La película, téngase esto en cuenta, llega más de una década después de la publicación del material literario de base. A principios de los 70, en plena resaca después de los tsunamis de Woodstock y Charles Manson, el optimismo exultante de la —fallida— revolución hippie se ha convertido en una mezcla explosiva de cinismo y desencanto generalizado, un ambiente en el que Roeg (cineasta que en más de una ocasión declaró que solo creía en la sinceridad de la violencia y de la muerte) se sentía como pez en el agua. O para emplear la jerga al uso, como aborigen en el desierto australiano.

Con Walkabout, la promesa de Nicolas Roeg en Performance se convertiría en talento más que confirmado, preparándonos así para el que sería uno de los grandes hitos del cine de terror de los setenta: Amenaza en la sombra, perfecta evolución genérica de los principios éticos y estéticos tan bien plasmados en la cinta que ahora nos ocupa. Este director de nacionalidad británica, además, irónicamente sería uno de los encargados de definir de paso buena parte de la identidad del cine australiano de dicha década, uno de los mayores booms de creatividad focalizada de la era moderna.

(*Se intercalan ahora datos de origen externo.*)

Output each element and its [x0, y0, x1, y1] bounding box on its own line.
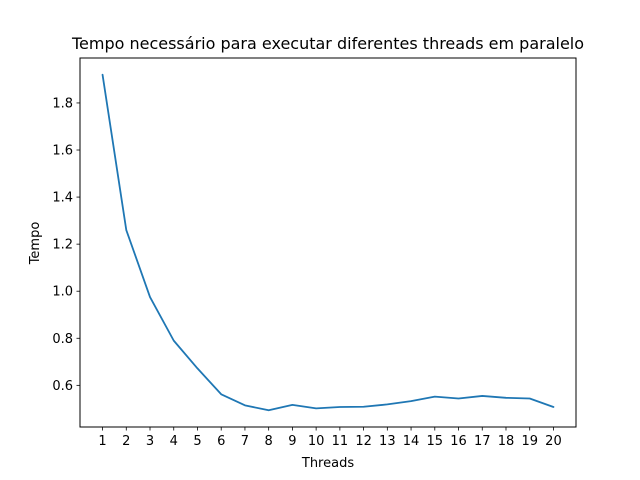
y-tick-label: 1.8	[52, 96, 73, 111]
x-tick-label: 7	[241, 434, 249, 449]
x-tick-label: 1	[98, 434, 106, 449]
x-tick-label: 6	[217, 434, 225, 449]
x-tick-label: 14	[403, 434, 420, 449]
x-tick-label: 10	[308, 434, 325, 449]
plot-frame	[79, 57, 577, 428]
y-tick-label: 1.4	[52, 191, 73, 206]
x-tick-label: 18	[498, 434, 515, 449]
y-tick-label: 0.6	[52, 379, 73, 394]
x-tick-label: 17	[474, 434, 491, 449]
y-axis-label: Tempo	[28, 222, 43, 266]
x-tick-label: 3	[146, 434, 154, 449]
x-tick-label: 15	[427, 434, 444, 449]
x-tick-label: 5	[193, 434, 201, 449]
x-axis-label: Threads	[301, 456, 354, 471]
x-tick-label: 9	[288, 434, 296, 449]
x-tick-label: 16	[450, 434, 467, 449]
y-tick-label: 1.6	[52, 144, 73, 159]
x-tick-label: 4	[170, 434, 178, 449]
chart-title: Tempo necessário para executar diferente…	[71, 34, 584, 53]
axis-ticks: 1 2 3 4 5 6 7 8 9 10 11 12 13 14 15 16 17 18 19 200.60.81.0…	[52, 96, 561, 449]
y-tick-label: 1.0	[52, 285, 73, 300]
x-tick-label: 2	[122, 434, 130, 449]
series-line	[101, 73, 555, 412]
x-tick-label: 20	[545, 434, 562, 449]
x-tick-label: 11	[332, 434, 349, 449]
x-tick-label: 13	[379, 434, 396, 449]
series-layer	[101, 73, 555, 412]
y-tick-label: 0.8	[52, 332, 73, 347]
x-tick-label: 8	[265, 434, 273, 449]
x-tick-label: 12	[355, 434, 372, 449]
y-tick-label: 1.2	[52, 238, 73, 253]
x-tick-label: 19	[521, 434, 538, 449]
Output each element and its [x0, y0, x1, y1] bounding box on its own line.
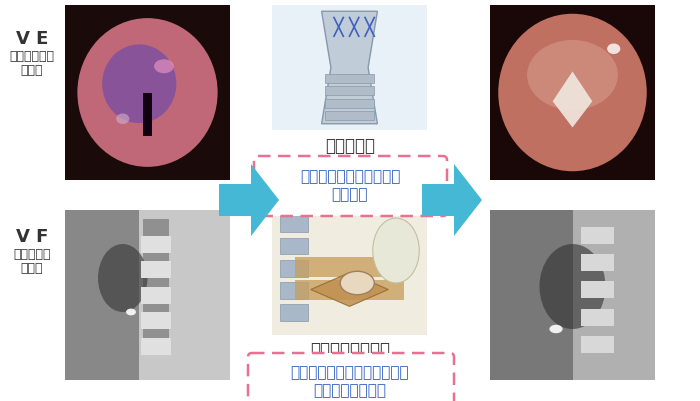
Ellipse shape — [154, 59, 174, 73]
Ellipse shape — [98, 244, 148, 312]
Ellipse shape — [607, 43, 620, 54]
Bar — [141, 261, 171, 278]
Ellipse shape — [102, 45, 176, 123]
Polygon shape — [553, 71, 592, 128]
Ellipse shape — [550, 325, 563, 333]
Bar — [280, 282, 307, 299]
Bar — [325, 86, 374, 95]
Bar — [581, 282, 614, 298]
Text: V F: V F — [16, 228, 48, 246]
Bar — [65, 5, 230, 180]
Bar — [143, 219, 169, 354]
Ellipse shape — [372, 218, 419, 283]
Ellipse shape — [126, 309, 136, 316]
Bar — [272, 205, 427, 335]
Bar — [141, 286, 171, 304]
Bar — [325, 111, 374, 120]
Bar — [295, 280, 404, 300]
Bar — [65, 210, 230, 380]
Ellipse shape — [78, 18, 218, 167]
Bar — [581, 227, 614, 244]
Bar — [65, 210, 139, 380]
Bar — [141, 312, 171, 329]
Text: 筋肉を切開します: 筋肉を切開します — [314, 383, 386, 398]
Bar — [141, 338, 171, 354]
Text: V E: V E — [16, 30, 48, 48]
Bar — [490, 210, 655, 380]
Polygon shape — [311, 273, 389, 306]
Polygon shape — [422, 164, 482, 236]
Ellipse shape — [527, 40, 618, 110]
Text: （嚥下造影: （嚥下造影 — [13, 248, 50, 261]
Polygon shape — [321, 11, 377, 124]
Bar — [141, 235, 171, 253]
Text: のどの閉まっているところの: のどの閉まっているところの — [290, 365, 410, 380]
Ellipse shape — [116, 113, 130, 124]
Text: 輪状甲状膜切開術: 輪状甲状膜切開術 — [310, 341, 390, 359]
Bar — [295, 257, 404, 277]
Bar — [280, 237, 307, 254]
FancyBboxPatch shape — [254, 156, 447, 216]
Bar — [581, 254, 614, 271]
Text: 保ちます: 保ちます — [332, 187, 368, 202]
Text: 検査）: 検査） — [21, 64, 43, 77]
FancyBboxPatch shape — [248, 353, 454, 401]
Bar — [272, 5, 427, 130]
Polygon shape — [219, 164, 279, 236]
Bar — [490, 5, 655, 180]
Bar — [490, 210, 573, 380]
Text: 喉頭挙上術: 喉頭挙上術 — [325, 137, 375, 155]
Ellipse shape — [540, 244, 606, 329]
Ellipse shape — [498, 14, 647, 171]
Bar — [581, 309, 614, 326]
Bar — [325, 74, 374, 83]
Bar — [280, 259, 307, 277]
Bar — [280, 215, 307, 232]
Text: のど仏が上がった状態を: のど仏が上がった状態を — [300, 169, 400, 184]
Bar — [280, 304, 307, 321]
Bar — [325, 99, 374, 107]
Bar — [581, 336, 614, 353]
Text: （嚥下内視鏡: （嚥下内視鏡 — [10, 50, 55, 63]
Text: 検査）: 検査） — [21, 262, 43, 275]
Bar — [143, 93, 153, 136]
Ellipse shape — [340, 271, 374, 295]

Ahí donde la novela original de James Vance Marshall tira de la palabra descriptiva del narrador omnisciente, Roeg se apoya en una sensorialidad que solo puede proporcionar el séptimo arte. Sirva de ejemplo la portentosa apertura del film: lección magistral de cómo condensar temáticas y tonos (pongamos las tensiones irreconciliables entre la tradición y el avance monstruoso del progreso) sin usar una sola línea de diálogo. El plano general frontal de una pared montañosa empalma con un muro de ladrillos. Una voz en off nos pide que apostemos, y entonces un sobrecogedor travelling lateral nos descubre el entorno más salvaje de todos: una urbe habitada por una horda de seres totalmente subyugados por un orden artificial, y por ello aberrante. Ahí, un padre mira a sus dos hijos con una expresión peligrosamente cercana al asco. Éstos, le devuelven la mirada con instintiva desconfianza. «Hagan sus apuestas», sí.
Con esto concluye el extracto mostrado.